Two new publications (Springer) for the IWBBIO conference
Computational Prediction of Host-Pathogen Interactions Through Omics Data Analysis and Machine Learning
Diogo Manuel Carvalho Leite 1,2, Xavier Brochet 1,2, Grégory Resch 3, Yok-Ai Que 4, Aitana Neves 1,2, and Carlos Peña-Reyes 1,2
1 School of Business and Engineering Vaud (HEIG-VD), University of Applied Sciences of Western Switzerland (HES-SO), Yverdon-Les-Bains, Switzerland {diogo.leite,xavier.brochet,carlos.pena}@heig-vd.ch
2 SIB Swiss Institute of Bioinformatics, Lausanne, Switzerland
3 Department of Fundamental Microbiology, University of Lausanne, Lausanne, Switzerland
4 Department of Intensive Care Medicine, Bern University Hospital (Inselspital), Bern, Switzerland
The emergence and rapid dissemination of antibiotic resistance, worldwide, threatens medical progress and calls for innovative approaches for the management of multidrug resistant infections. Phage-therapy, i.e., the use of viruses (phages) that specifically infect and kill bacteria during their life cycle, is a re-emerging and promising alternative to solve this problem. The success of phage therapy mainly relies on the exact matching between the target pathogenic bacteria and the therapeutic phage. Currently, there are only a few tools or methodologies that efficiently predict phage-bacteria interactions suitable for the phage therapy, and the pairs phage-bacterium are thus empirically tested in laboratory. In this paper we present an original methodology, based on an ensemble-learning approach, to predict whether or not a given pair of phage-bacteria would interact. Using publicly available information from Genbank and phagesdb.org, we assembled a dataset containing more than two thousand phage-bacterium interactions with their corresponding genomes. A set of informative features, extracted from these genomes, form the base of the quantitative datasets used to train our predictive models. These features include the distribution of predicted protein-protein interaction scores, as well as the amino acid frequency, the chemical composition, and the molecular weight of such proteins. Using an independent test dataset to evaluate the performance of our methodology, our approach gets encouraging performance with more than 90% of accuracy, specificity, and sensitivity.
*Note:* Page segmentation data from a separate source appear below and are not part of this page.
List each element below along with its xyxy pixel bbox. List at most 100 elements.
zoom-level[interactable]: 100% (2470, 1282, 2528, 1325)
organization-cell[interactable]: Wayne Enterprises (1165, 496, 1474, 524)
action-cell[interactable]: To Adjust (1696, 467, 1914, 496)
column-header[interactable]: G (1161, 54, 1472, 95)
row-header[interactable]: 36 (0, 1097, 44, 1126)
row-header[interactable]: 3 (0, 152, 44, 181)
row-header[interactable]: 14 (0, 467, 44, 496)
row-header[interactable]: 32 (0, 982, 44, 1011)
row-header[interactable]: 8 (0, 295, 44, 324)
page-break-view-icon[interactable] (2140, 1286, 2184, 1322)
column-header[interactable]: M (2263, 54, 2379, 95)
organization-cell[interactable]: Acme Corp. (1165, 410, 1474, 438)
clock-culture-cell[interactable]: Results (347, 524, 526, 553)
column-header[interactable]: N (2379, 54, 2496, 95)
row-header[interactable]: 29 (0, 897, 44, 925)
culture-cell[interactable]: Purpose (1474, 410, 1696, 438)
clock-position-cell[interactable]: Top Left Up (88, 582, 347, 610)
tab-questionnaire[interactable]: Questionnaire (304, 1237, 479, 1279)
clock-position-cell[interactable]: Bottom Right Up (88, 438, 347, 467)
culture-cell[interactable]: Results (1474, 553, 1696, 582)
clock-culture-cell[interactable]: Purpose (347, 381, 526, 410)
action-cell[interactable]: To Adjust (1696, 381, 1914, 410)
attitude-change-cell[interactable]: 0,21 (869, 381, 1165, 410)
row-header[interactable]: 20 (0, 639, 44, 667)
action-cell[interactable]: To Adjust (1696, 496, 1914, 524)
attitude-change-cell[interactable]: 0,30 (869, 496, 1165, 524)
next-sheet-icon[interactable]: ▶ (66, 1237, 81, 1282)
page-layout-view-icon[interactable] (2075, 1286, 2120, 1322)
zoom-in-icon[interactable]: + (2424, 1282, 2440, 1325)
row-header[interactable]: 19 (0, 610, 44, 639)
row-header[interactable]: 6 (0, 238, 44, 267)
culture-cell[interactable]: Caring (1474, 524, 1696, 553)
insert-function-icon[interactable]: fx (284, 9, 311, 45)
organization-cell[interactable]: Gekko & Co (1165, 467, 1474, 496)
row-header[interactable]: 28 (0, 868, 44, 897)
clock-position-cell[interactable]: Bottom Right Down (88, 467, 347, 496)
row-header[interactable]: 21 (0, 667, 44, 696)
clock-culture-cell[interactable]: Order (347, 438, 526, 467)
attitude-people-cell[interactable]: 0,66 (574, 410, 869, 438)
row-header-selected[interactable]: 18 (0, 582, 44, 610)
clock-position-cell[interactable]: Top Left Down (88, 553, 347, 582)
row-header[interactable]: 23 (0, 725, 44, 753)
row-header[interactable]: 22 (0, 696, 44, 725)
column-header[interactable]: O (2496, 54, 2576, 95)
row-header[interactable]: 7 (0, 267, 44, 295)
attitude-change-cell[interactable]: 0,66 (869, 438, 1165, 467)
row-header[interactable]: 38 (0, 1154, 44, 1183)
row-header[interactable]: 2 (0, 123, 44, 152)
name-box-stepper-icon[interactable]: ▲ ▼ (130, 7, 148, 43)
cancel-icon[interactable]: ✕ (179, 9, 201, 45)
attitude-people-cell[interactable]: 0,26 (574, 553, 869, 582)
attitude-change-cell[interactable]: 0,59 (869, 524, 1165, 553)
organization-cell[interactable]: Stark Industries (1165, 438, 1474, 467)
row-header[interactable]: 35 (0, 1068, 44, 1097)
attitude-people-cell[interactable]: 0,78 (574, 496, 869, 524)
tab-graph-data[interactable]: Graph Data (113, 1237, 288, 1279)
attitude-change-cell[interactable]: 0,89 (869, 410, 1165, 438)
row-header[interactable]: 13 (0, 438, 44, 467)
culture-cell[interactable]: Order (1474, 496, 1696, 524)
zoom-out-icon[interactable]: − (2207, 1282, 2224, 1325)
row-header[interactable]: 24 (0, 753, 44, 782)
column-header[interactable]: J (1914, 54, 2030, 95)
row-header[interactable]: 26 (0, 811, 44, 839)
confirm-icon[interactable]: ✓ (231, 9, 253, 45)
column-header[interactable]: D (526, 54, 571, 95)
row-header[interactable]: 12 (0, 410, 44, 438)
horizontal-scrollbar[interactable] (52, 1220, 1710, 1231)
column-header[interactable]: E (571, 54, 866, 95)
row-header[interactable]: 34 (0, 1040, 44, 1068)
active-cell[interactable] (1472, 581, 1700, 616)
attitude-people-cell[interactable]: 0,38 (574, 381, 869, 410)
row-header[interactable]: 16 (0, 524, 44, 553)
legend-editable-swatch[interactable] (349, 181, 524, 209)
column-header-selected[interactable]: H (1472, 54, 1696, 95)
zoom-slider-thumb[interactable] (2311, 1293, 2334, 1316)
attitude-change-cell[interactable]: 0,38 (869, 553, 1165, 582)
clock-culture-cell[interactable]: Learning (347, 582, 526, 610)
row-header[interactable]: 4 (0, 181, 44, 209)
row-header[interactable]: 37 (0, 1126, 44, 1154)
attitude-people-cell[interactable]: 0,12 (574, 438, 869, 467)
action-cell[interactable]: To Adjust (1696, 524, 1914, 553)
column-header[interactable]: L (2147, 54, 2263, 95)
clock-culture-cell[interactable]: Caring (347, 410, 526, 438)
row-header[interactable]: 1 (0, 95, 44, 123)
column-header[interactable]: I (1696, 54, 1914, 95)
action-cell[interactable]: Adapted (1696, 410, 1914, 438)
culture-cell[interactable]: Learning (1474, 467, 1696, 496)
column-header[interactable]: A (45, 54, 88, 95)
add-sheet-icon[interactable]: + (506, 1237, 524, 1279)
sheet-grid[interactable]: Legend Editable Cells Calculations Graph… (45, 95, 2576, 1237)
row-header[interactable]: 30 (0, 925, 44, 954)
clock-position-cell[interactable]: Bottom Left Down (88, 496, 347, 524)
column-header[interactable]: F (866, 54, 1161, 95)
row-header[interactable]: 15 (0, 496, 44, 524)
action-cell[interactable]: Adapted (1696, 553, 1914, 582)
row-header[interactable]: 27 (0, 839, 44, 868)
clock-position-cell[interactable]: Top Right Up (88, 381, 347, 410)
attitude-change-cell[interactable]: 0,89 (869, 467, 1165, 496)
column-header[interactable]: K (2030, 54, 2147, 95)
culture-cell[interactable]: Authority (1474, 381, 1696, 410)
DOI: 10.1007/978-3-319-56154-7_33;
A Meta-Review of Feature Selection Techniques in the Context of Microarray Data
Zahra Mungloo-Dilmohamud 1, Yasmina Jaufeerally-Fakim 1, and Carlos Peña-Reyes 2
1 University of Mauritius, Reduit, Mauritius
2 University of Applied Sciences Western Switzerland (HES-SO), School of Business and Engineering Vaud (HEIG-VD), Swiss Institute of Bioinformatics (SIB), CI4CB, Computational Intelligence for Computational Biology Group, Yverdon, Switzerland
Microarray technologies produce very large amounts of data that need to be classified for interpretation. Large data coupled with small sample sizes make it challenging for researchers to get useful information and therefore a lot of effort goes into the design and testing of feature selection tools; literature abounds with description of numerous methods. In this paper we select five representative review papers in the field of feature selection for microarray data in order to understand their underlying classification of methods. Finally, on this base, we propose an extended taxonomy for categorizing feature selection techniques and use it to classify the main methods presented in the selected reviews.